Turnberry Isle in Miami—which was just named the #2 resort in Florida by the readers of Conde Nast Traveler—was the scene of my experience with cryotherapy, or cryo for short. Its âme Spa & Wellness Collective, offers a host of other treatments and is housed in a beautiful three-story, 25,000-square-foot sunlit building where you can also find other goodies like massages and facials, hydrotherapy, a Himalayan salt and infrared sauna chamber, medical and fitness offices and a dizzying array of classes including Zumba, spin, Pilates and yoga.

Integrative medicine physician Dr.
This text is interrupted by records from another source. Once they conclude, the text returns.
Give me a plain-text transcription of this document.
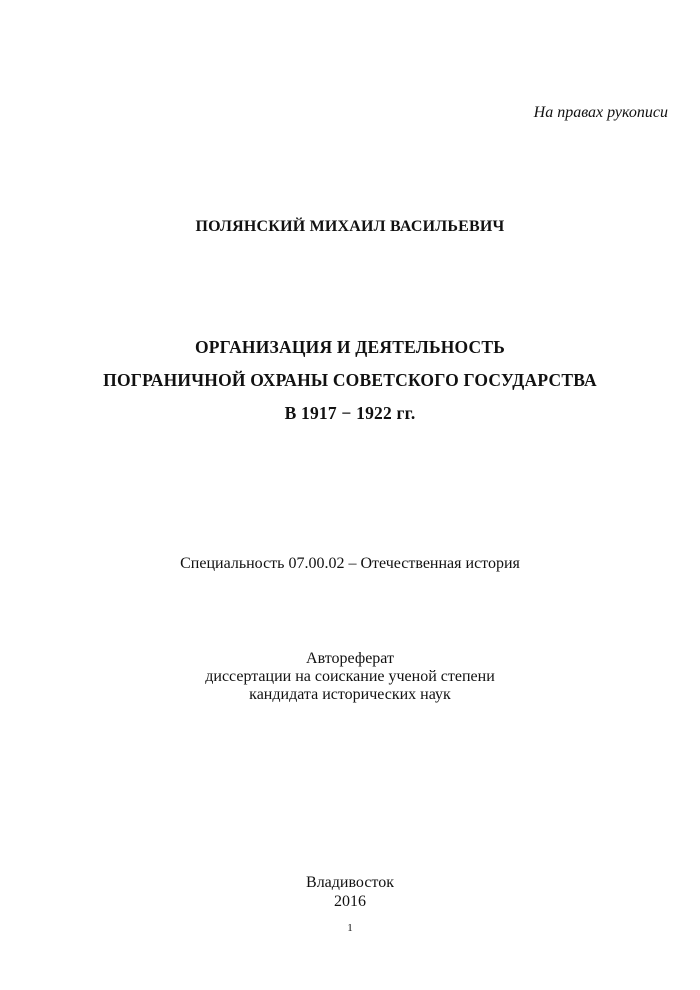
На правах рукописи
ПОЛЯНСКИЙ МИХАИЛ ВАСИЛЬЕВИЧ
ОРГАНИЗАЦИЯ И ДЕЯТЕЛЬНОСТЬ
ПОГРАНИЧНОЙ ОХРАНЫ СОВЕТСКОГО ГОСУДАРСТВА
В 1917 − 1922 гг.
Специальность 07.00.02 – Отечественная история
Автореферат
диссертации на соискание ученой степени
кандидата исторических наук
Владивосток
2016
1
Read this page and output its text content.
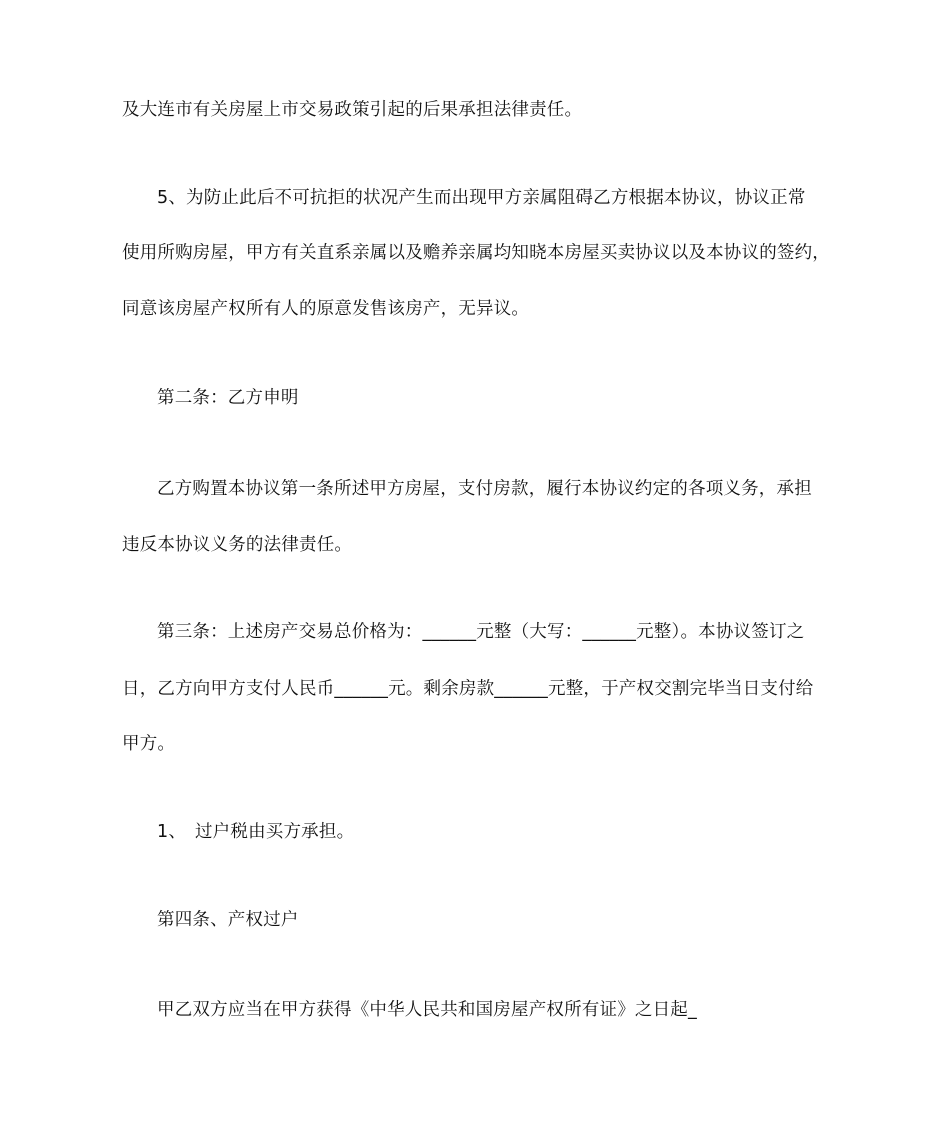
及大连市有关房屋上市交易政策引起的后果承担法律责任。
5、为防止此后不可抗拒的状况产生而出现甲方亲属阻碍乙方根据本协议，协议正常
使用所购房屋，甲方有关直系亲属以及赡养亲属均知晓本房屋买卖协议以及本协议的签约，
同意该房屋产权所有人的原意发售该房产，无异议。
第二条：乙方申明
乙方购置本协议第一条所述甲方房屋，支付房款，履行本协议约定的各项义务，承担
违反本协议义务的法律责任。
第三条：上述房产交易总价格为：______元整（大写：______元整）。本协议签订之
日，乙方向甲方支付人民币______元。剩余房款______元整，于产权交割完毕当日支付给
甲方。
1、　过户税由买方承担。
第四条、产权过户
甲乙双方应当在甲方获得《中华人民共和国房屋产权所有证》之日起_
Vladimir Turovsky, Turnberry Isle's expert in Oriental medicine and energy work, calmly answered all my pesky questions. Will I freeze? ("I promise you, you won't.") Will it hurt? ("No, it won't, but make sure to rotate your body throughout the two minutes.") Can it freeze my face in time? (OK, this last one wasn't really serious, but being that I was turning a year older, I thought I'd throw it out there.)
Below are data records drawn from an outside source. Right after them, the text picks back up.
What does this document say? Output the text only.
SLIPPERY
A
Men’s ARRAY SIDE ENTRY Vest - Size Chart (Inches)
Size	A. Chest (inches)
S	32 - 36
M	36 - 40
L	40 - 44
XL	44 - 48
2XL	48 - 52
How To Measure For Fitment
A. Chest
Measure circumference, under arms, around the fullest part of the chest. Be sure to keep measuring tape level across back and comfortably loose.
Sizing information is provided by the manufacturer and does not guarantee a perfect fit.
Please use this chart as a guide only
Dr. Turovsky explained that my session would last just two minutes, and that the booties and gloves they supplied would assure my extremities would not get frost-bitten. (I wore my own sports bra and bottoms, and removed all my jewelry.) Usually done in a series of about three-minute sessions (5 to 10 are suggested to see full results), this one would just be a "tease" and give me an idea of how it feels to face sub-Arctic temps.
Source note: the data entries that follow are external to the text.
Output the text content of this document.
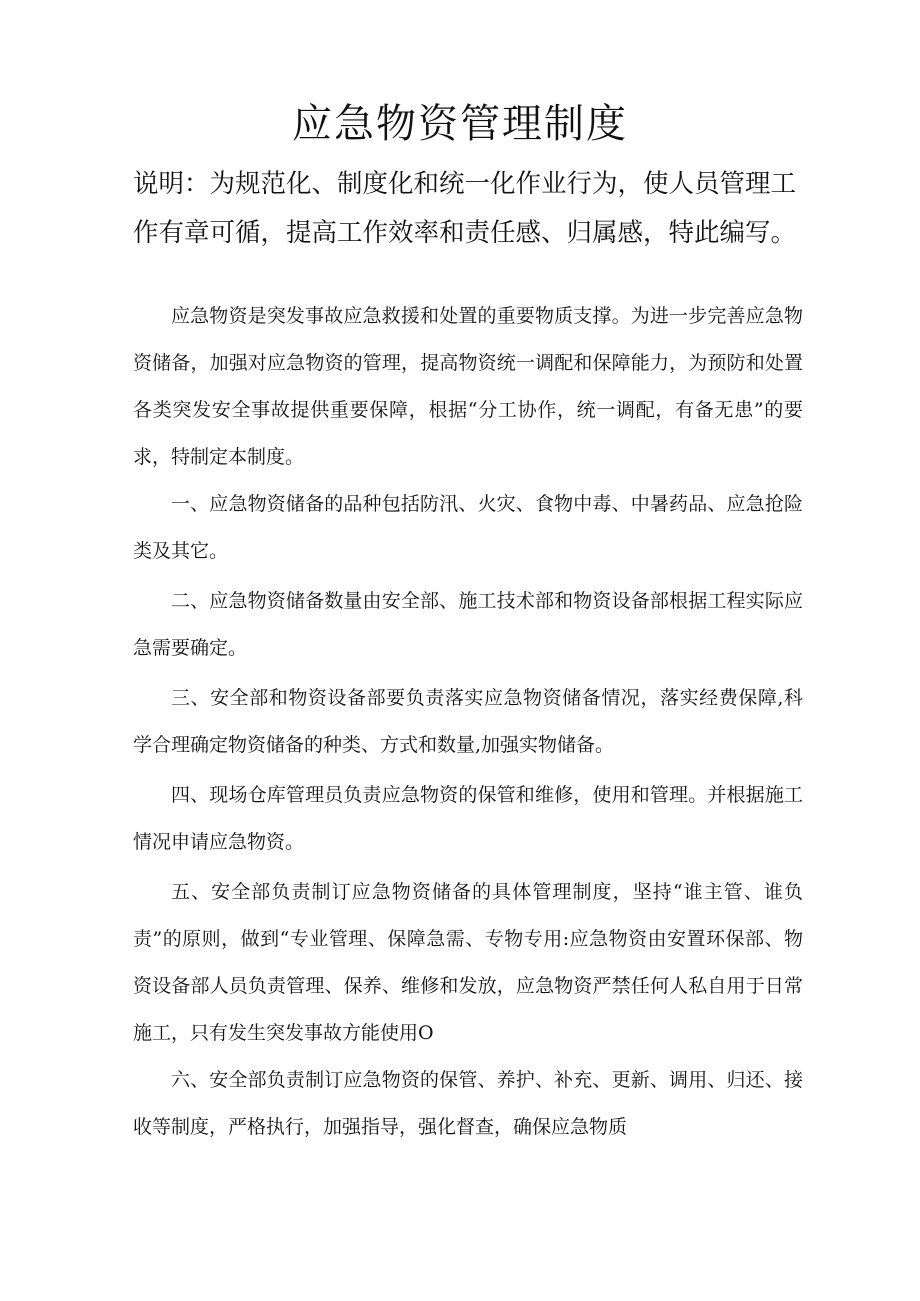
应急物资管理制度

说明：为规范化、制度化和统一化作业行为，使人员管理工作有章可循，提高工作效率和责任感、归属感，特此编写。

应急物资是突发事故应急救援和处置的重要物质支撑。为进一步完善应急物资储备，加强对应急物资的管理，提高物资统一调配和保障能力，为预防和处置各类突发安全事故提供重要保障，根据“分工协作，统一调配，有备无患”的要求，特制定本制度。

一、应急物资储备的品种包括防汛、火灾、食物中毒、中暑药品、应急抢险类及其它。

二、应急物资储备数量由安全部、施工技术部和物资设备部根据工程实际应急需要确定。

三、安全部和物资设备部要负责落实应急物资储备情况，落实经费保障,科学合理确定物资储备的种类、方式和数量,加强实物储备。

四、现场仓库管理员负责应急物资的保管和维修，使用和管理。并根据施工情况申请应急物资。

五、安全部负责制订应急物资储备的具体管理制度，坚持“谁主管、谁负责”的原则，做到“专业管理、保障急需、专物专用:应急物资由安置环保部、物资设备部人员负责管理、保养、维修和发放，应急物资严禁任何人私自用于日常施工，只有发生突发事故方能使用O

六、安全部负责制订应急物资的保管、养护、补充、更新、调用、归还、接收等制度，严格执行，加强指导，强化督查，确保应急物质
It was time. All geared up, I tentatively stepped into the chamber, feeling nervous but then empowered, peered outside at my friends who gathered around, rapt and curious. A blast of air surrounded my body, but it didn't make me shiver; instead, as I spun around like a whirling dervish (freezing cold temps make you do strange things), I felt surprisingly calm but energized.  The only place where I really felt a bit uncomfortable was on the outside of my knees—where there is very little fat, Dr. Turovsky explained later. Outside cheers—"30 seconds down! C'mon, you can do it!" egged me on.

When it was time to exit the chamber, I was smiling—feeling accomplished and happy as I wrapped myself in a plush robe and continued to move my body, as instructed. I wasn't numb or cold. Instead I was energized, buzzing. Was it the real physical effects of the cryotherapy? Or was it the rush of satisfaction I got from facing my fears and challenging myself? Perhaps it was a combination of all of that—or merely a placebo effect, my mind telling me that it worked.

No matter. All three have merit, and I'll take it.

And I conquered a phobia, to boot. Maybe that will help me get through the impending winter season.

P.S. Thanks to the wonderful folks at Turnberry Isle who hosted my stay. (And although they did pay for my visit, rest assured that all opinions are strictly my own.)